BROOKLYN LAW NOTES
Fall 2018

Vice President and Senior Counsel at Samsung Electronics

By Andrea Strong '94

“NO ONE DOES IT ALONE,” said Karin Norton ’97, vice president and senior counsel at Samsung Electronics, and an inaugural member of Brooklyn Law School’s Women’s Leadership Circle. “I’ve been graced with some very generous and staunch believers in me. Now I feel a responsibility to pay it forward, to try to make the path a little bit easier for other women.”

To that end, Norton serves as the Washington, D.C., co-chair of Chiefs in Intellectual Property Sisterhood (ChIPs).
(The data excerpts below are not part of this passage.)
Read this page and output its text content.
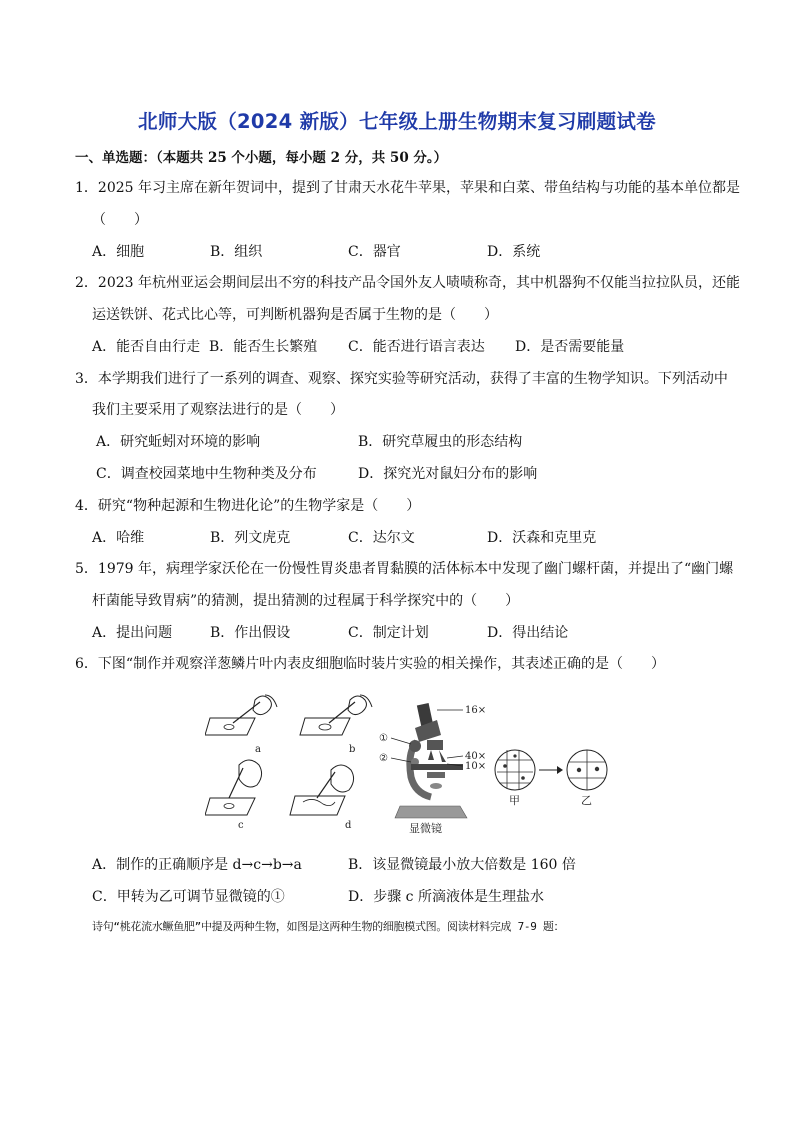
北师大版（2024 新版）七年级上册生物期末复习刷题试卷
一、单选题：（本题共 25 个小题，每小题 2 分，共 50 分。）
1．2025 年习主席在新年贺词中，提到了甘肃天水花牛苹果，苹果和白菜、带鱼结构与功能的基本单位都是
（　　）
A．细胞	B．组织	C．器官	D．系统
2．2023 年杭州亚运会期间层出不穷的科技产品令国外友人啧啧称奇，其中机器狗不仅能当拉拉队员，还能
运送铁饼、花式比心等，可判断机器狗是否属于生物的是（　　）
A．能否自由行走 B．能否生长繁殖 C．能否进行语言表达 D．是否需要能量
3．本学期我们进行了一系列的调查、观察、探究实验等研究活动，获得了丰富的生物学知识。下列活动中
我们主要采用了观察法进行的是（　　）
A．研究蚯蚓对环境的影响	B．研究草履虫的形态结构
C．调查校园菜地中生物种类及分布	D．探究光对鼠妇分布的影响
4．研究“物种起源和生物进化论”的生物学家是（　　）
A．哈维	B．列文虎克	C．达尔文	D．沃森和克里克
5．1979 年，病理学家沃伦在一份慢性胃炎患者胃黏膜的活体标本中发现了幽门螺杆菌，并提出了“幽门螺
杆菌能导致胃病”的猜测，提出猜测的过程属于科学探究中的（　　）
A．提出问题	B．作出假设	C．制定计划	D．得出结论
6．下图“制作并观察洋葱鳞片叶内表皮细胞临时装片实验的相关操作，其表述正确的是（　　）
a	b
c	d
16×
40×
10×
①
②
显微镜
甲	乙
A．制作的正确顺序是 d→c→b→a	B．该显微镜最小放大倍数是 160 倍
C．甲转为乙可调节显微镜的①	D．步骤 c 所滴液体是生理盐水
诗句“桃花流水鳜鱼肥”中提及两种生物，如图是这两种生物的细胞模式图。阅读材料完成 7-9 题：
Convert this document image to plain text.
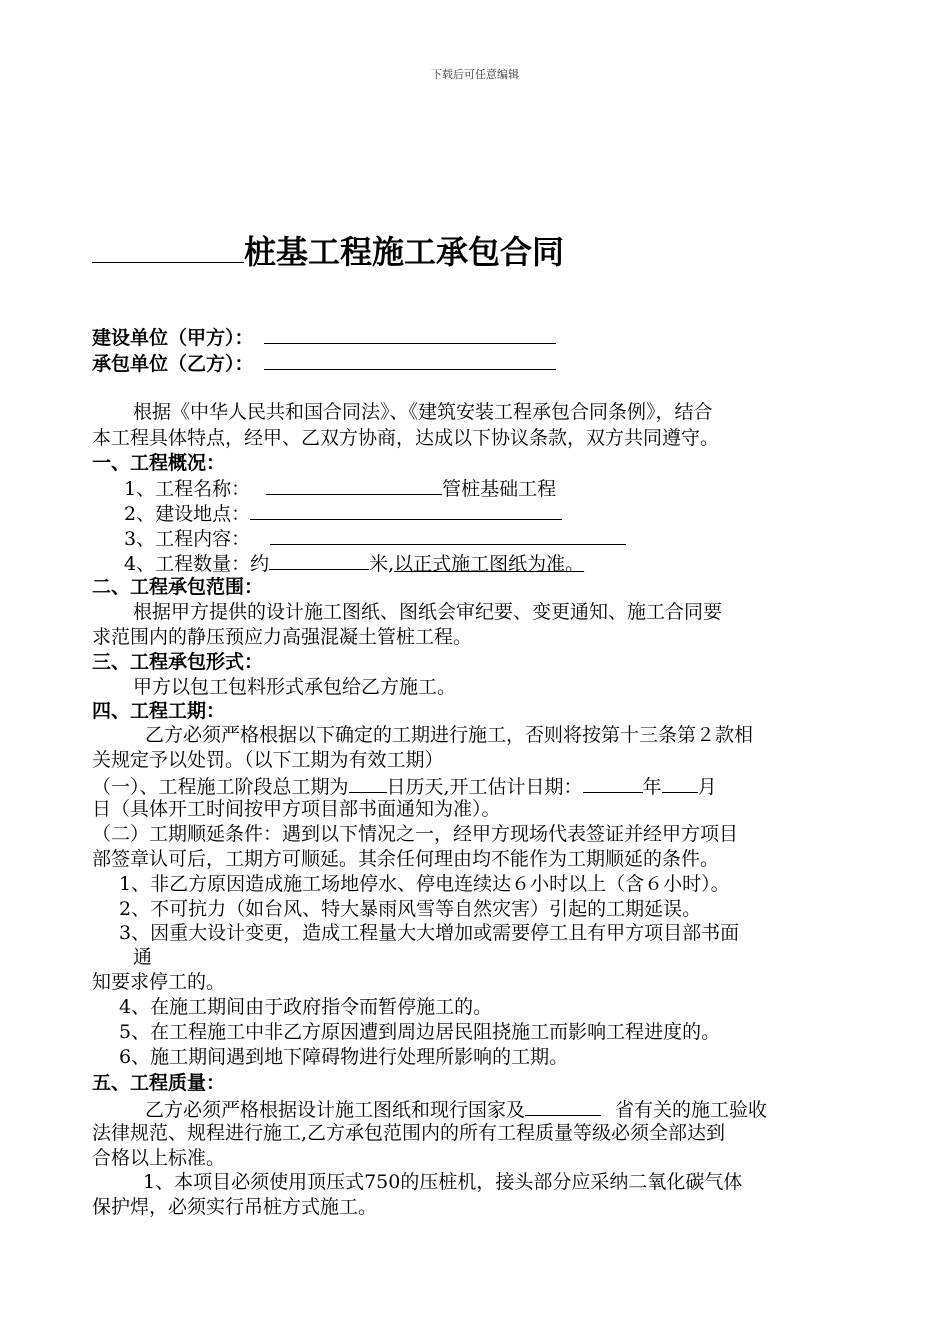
下载后可任意编辑
桩基工程施工承包合同
建设单位（甲方）：
承包单位（乙方）：
根据《中华人民共和国合同法》、《建筑安装工程承包合同条例》，结合
本工程具体特点，经甲、乙双方协商，达成以下协议条款，双方共同遵守。
一、工程概况：
1、工程名称：	管桩基础工程
2、建设地点：
3、工程内容：
4、工程数量：约	米,以正式施工图纸为准。
二、工程承包范围：
根据甲方提供的设计施工图纸、图纸会审纪要、变更通知、施工合同要
求范围内的静压预应力高强混凝土管桩工程。
三、工程承包形式：
甲方以包工包料形式承包给乙方施工。
四、工程工期：
乙方必须严格根据以下确定的工期进行施工，否则将按第十三条第２款相
关规定予以处罚。（以下工期为有效工期）
（一）、工程施工阶段总工期为 日历天,开工估计日期：	年 月
日（具体开工时间按甲方项目部书面通知为准）。
（二）工期顺延条件：遇到以下情况之一，经甲方现场代表签证并经甲方项目
部签章认可后，工期方可顺延。其余任何理由均不能作为工期顺延的条件。
1、非乙方原因造成施工场地停水、停电连续达６小时以上（含６小时）。
2、不可抗力（如台风、特大暴雨风雪等自然灾害）引起的工期延误。
3、因重大设计变更，造成工程量大大增加或需要停工且有甲方项目部书面
通
知要求停工的。
4、在施工期间由于政府指令而暂停施工的。
5、在工程施工中非乙方原因遭到周边居民阻挠施工而影响工程进度的。
6、施工期间遇到地下障碍物进行处理所影响的工期。
五、工程质量：
乙方必须严格根据设计施工图纸和现行国家及	省有关的施工验收
法律规范、规程进行施工,乙方承包范围内的所有工程质量等级必须全部达到
合格以上标准。
1、本项目必须使用顶压式750的压桩机，接头部分应采纳二氧化碳气体
保护焊，必须实行吊桩方式施工。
Founded as an informal dinner group by seven female leaders of IP at Silicon Valley tech companies, ChIPs has grown into a national organization that supports women in technology, law, and policy—from high school through senior leadership.

Norton’s career path began in science. She studied biology as an undergrad at the University of Pennsylvania, then received her Ph.D. in human physiology from Temple University. From there, she did a two-year fellowship in biomedical research at SUNY Stony Brook in the hematology department, working on the mechanism of blood clotting and creation of artificial blood, before transitioning to the legal sector. She joined Kaye Scholer (now Arnold & Porter Kaye Scholer) as a technical advisor on pharmaceutical patent litigation, and while working there during the day she attended Brooklyn Law School at night.

“My advisor, Richard Greco (a partner at the firm), had the faith and confidence in me to give me more and more responsibility,” Norton said. “His support and mentorship inspired me to go to law school. But if I’d been forced to quit my job, I would not have been able to go to law school. Brooklyn Law School’s evening program was the only way I could have done it.”

When Norton graduated, she joined Graham & James, then a well-known patent firm with a roster of clients in the biotech and pharmaceutical business. A few years later, to gain more trial experience, she moved to Kalow, Springut and Bressler, a smaller firm. She enjoyed doing litigation so much that she made her next move to a position that involved primarily trial work at the United States International Trade Commission (ITC), an independent, quasi-judicial federal agency with broad investigative responsibilities on matters of trade. Given the proliferation of new technology, ITC has become an increasingly important forum for resolving patent disputes. As senior investigative attorney at ITC’s Office of Unfair Import Investigations, Norton focused on investigating unfair trade practices in the importation of goods, primarily intellectual property matters.

In these ITC cases, “there are three parties: the plaintiff, the defendant, and the public,” Norton explained. “I represented the public. ITC does not award damages to the patent holder; rather, it has the power to direct U.S. Customs to keep the infringing product out of the United States.”

Norton said working at ITC was the best job she ever had—and the hardest.

“I was an independent third party with no stake in the litigation other than to try to get the right result,” she said. “We did our own discovery and depositions. We appeared at trial and crossexamined witnesses. We wrote our own briefs. There was one investigative attorney per case, and that was me for my cases. I was doing everything.”

Norton highly recommends government service to law school students. “The experience is unlike any I’ve had in private practice,” she said. “But it’s not for the faint of heart.”

After eight years as an investigative attorney, Norton became well known for her experience in complex IP matters and was ready to return to private practice. She began litigating ITC claims first as special counsel to Covington and Burling, and then as counsel at Sidley Austin, before she was hired by Samsung in 2010. Today, Norton oversees the company’s ITC cases, and develops policy relating to issues of intellectual property, such as fighting patent trolls.

“I love this work,” she said. “For me, the adventure just continues.”